Archive for juin, 2013

Juin 2013

Dimanche, juin 2nd, 2013

Quand vous ne dormez pas

 Remerciements particuliers à Catherine Monpays pour sa collaboration scientifique et linguistique

Corps et esprit profitent de plusieurs façons du sommeil nocturne régulier. Si celui-ci est lésé de façon durable, la santé peut subir de lourds dégâts.

Les effets du sommeil :

1.  Le cerveau

Les nouveaux apprentissages sont transférés de la mémoire à court terme (l’hippocampe dans le lobe temporal) vers la mémoire à long terme (cortex cérébral). Les connections nerveuses insignifiantes sont supprimées, d’autres importantes éventuellement renforcées, de nouveaux réseaux intellectuels sont reliés. Ainsi le sommeil aide à apprendre et rend même créatif. L’hypophyse sécrète surtout dans les premières heures de sommeil l’hormone somatotropine (hormone de croissance). Elle aide dans la régénération et la réparation des cellules, chez des enfants, elle favorise la croissance du corps. De plus, elle joue un rôle important dans l’assimilation du sucre et de la graisse.

2.  La masse musculaire du corps

Dès que nous nous endormons, les muscles commencent à se détendre. Dans les phases de sommeil profond, le tonus musculaire est faible, on ne bouge guère encore. Dans les phases REM (Rapid Eye Movement = sommeil du rêve), la masse musculaire se relâche totalement. Le corps fait le plein de force et d’énergie.

3.  Le système cardiovasculaire

Dans le sommeil profond, la tension artérielle baisse, et les battements du cœur sont jusqu’à 30% plus lents qu’à l’état d’éveil. Le sommeil REM forme une exception : la tension artérielle monte, le pouls va aussi vite que dans la journée.

4.  Les yeux

Au début de la phase de sommeil léger, nos pupilles oscillent occasionnellement derrière les paupières. Dans le sommeil profond, cela s’arrête pratiquement. Tout autrement dans les phases REM, le cerveau est particulièrement actif. Ensuite les yeux tressaillent ici et là rapidement.

5.  La respiration

Dans la phase de sommeil léger, la respiration se ralentit. Dans le sommeil profond, elle se régule. Dans la phase REM, elle se stabilise au niveau de la journée.

 

 

Les effets de l’insomnie :

6.  Le pancréas :

Qui dort peu et mal de façon chronique, a peut-être un risque accru d’attraper un diabète de type 2. La raison : l’assimilation d’insuline et de glucose est perturbée et change, le cas extrême, à long terme de telle sorte que l’organisme ne peut plus réguler le taux de glycémie.

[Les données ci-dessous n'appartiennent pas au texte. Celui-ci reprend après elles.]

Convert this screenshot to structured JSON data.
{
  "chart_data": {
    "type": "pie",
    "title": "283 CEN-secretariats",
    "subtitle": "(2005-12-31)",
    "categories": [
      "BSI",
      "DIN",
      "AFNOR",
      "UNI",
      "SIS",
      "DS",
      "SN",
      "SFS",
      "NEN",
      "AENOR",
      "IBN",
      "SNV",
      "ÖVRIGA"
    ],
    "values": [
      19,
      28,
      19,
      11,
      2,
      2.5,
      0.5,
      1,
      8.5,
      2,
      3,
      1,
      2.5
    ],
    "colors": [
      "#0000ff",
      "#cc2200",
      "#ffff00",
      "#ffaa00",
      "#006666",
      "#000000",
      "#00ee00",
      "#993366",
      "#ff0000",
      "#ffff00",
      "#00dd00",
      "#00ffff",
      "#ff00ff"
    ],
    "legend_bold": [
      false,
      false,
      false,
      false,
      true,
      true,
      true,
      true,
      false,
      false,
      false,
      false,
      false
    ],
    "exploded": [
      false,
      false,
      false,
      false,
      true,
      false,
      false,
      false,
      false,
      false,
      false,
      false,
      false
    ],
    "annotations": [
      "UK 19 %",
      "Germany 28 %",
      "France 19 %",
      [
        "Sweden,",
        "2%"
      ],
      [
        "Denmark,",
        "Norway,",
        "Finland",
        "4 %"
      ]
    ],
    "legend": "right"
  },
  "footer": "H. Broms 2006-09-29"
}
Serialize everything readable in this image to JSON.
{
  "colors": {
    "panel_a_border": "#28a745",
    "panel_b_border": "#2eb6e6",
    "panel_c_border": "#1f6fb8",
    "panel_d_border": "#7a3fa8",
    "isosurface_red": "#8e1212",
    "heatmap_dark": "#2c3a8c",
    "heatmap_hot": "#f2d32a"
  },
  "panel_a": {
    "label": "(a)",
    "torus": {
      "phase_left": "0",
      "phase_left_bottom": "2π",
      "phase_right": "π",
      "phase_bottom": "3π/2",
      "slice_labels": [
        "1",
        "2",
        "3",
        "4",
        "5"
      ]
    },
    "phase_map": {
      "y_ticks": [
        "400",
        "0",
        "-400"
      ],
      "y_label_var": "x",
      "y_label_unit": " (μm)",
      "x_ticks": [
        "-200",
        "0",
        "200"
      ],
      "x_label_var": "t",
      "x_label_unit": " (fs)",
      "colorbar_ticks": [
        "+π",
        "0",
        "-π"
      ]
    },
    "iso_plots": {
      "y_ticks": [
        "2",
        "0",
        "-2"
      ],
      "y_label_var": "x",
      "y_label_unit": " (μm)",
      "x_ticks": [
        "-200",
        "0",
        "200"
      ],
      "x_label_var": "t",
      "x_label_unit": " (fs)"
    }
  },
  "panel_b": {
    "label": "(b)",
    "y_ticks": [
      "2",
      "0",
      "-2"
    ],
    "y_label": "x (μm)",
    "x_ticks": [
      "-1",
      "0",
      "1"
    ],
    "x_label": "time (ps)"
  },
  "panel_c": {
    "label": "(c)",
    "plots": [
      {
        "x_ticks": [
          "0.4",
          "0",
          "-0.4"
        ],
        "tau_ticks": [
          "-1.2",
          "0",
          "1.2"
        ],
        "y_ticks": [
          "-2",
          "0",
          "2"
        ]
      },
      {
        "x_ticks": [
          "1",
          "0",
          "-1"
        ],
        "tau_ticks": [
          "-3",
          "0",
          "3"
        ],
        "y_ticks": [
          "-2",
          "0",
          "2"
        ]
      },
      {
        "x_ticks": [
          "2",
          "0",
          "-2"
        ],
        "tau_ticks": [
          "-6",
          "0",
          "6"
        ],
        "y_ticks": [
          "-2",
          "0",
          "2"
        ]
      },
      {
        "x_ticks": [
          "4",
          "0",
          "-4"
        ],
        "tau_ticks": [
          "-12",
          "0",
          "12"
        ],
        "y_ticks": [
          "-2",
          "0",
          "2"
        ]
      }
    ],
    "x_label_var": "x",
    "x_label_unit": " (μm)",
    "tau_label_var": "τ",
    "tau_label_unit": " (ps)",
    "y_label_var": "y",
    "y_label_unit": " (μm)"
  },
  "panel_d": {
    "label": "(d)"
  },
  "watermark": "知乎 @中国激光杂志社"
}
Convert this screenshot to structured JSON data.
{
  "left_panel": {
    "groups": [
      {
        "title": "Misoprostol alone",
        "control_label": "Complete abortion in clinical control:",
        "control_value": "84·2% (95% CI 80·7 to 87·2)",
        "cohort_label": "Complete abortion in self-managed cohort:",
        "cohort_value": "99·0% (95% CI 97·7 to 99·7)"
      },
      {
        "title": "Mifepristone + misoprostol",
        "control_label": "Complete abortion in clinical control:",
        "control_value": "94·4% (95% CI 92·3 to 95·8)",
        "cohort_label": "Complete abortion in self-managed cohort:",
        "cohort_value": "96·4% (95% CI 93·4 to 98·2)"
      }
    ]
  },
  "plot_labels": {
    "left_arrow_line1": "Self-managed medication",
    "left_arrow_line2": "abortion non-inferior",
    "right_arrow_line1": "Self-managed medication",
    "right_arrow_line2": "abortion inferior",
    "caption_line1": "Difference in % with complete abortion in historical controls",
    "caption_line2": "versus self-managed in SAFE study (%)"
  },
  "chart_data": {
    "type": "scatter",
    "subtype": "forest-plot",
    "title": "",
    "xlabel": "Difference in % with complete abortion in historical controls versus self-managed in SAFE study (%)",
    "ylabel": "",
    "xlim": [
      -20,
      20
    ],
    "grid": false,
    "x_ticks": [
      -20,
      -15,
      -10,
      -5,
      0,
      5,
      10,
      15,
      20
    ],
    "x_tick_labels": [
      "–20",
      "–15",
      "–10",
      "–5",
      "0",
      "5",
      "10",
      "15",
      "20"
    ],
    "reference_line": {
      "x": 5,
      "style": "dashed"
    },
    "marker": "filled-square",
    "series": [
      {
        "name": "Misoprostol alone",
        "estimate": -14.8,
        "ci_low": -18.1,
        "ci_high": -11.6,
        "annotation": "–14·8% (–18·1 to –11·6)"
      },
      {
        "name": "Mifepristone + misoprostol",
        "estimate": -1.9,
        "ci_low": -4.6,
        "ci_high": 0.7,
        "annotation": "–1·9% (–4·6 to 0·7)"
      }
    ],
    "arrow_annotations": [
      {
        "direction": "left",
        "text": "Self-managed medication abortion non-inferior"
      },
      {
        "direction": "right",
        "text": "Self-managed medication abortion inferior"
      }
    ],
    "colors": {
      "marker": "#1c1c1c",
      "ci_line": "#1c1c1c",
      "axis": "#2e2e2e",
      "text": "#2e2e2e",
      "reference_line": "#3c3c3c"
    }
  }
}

7.  Les corticosurrénales :

Beaucoup d’interruptions du sommeil non naturelles mènent à ce que les corticosurrénales sécrètent fortement du cortisol dans le sang. L’hormone du stress met le corps en état d’alerte – la mémoire et la concentration en pâtissent et la capacité d’apprentissage baissent.

8.  L’estomac :

Qui dort peu la nuit, a plus d’occasion pour manger. Egalement, les hormones contrôlant la faim et l’appétit, peuvent tomber en déséquilibre. Qui est fatigué la journée, bouge souvent moins. De ce fait, le risque de prendre du poids augmente.

9.  Le système immunitaire :

La privation de sommeil fait baisser la concentration des substances immunes et des cellules immunes dans le sang et déséquilibre ainsi le système de défense. Déjà après une nuit passée à veiller par exemple nettement moins d’Interleukin 6 peut être prouvé. La substance joue un rôle entre autre dans la production des anticorps.

10.  Le cerveau :

Le manque de sommeil rend fatigué et lent.

Il nuit à la précision, à la concentration et à la mémoire ; on fait plus d’erreurs par exemple au travail ou dans la circulation routière. Des scientifiques supposent de plus que trop peu de sommeil peut affaiblir la force de jugement moral et peut pousser à l’inconscience. Des troubles chroniques du sommeil nuisent à l’humeur, rendent angoissé et dans le pire des cas rend dépressif. Le risque de burn-out augmente également : notamment parce que la chute de performance prévue peut produire autant de stress qu’on en dort d’autant plus mal.

11.  Le cycle :

Dans le sommeil manquant et non-réparateur, le pouls au repos augmente pendant la journée. Même dans le sommeil, la fréquence du pouls ne baisse plus aussi fortement. A cela vient s’ajouter la tension artérielle accrue qui peut se renforcer. De ce fait, le danger de subir une attaque cérébrale augmente.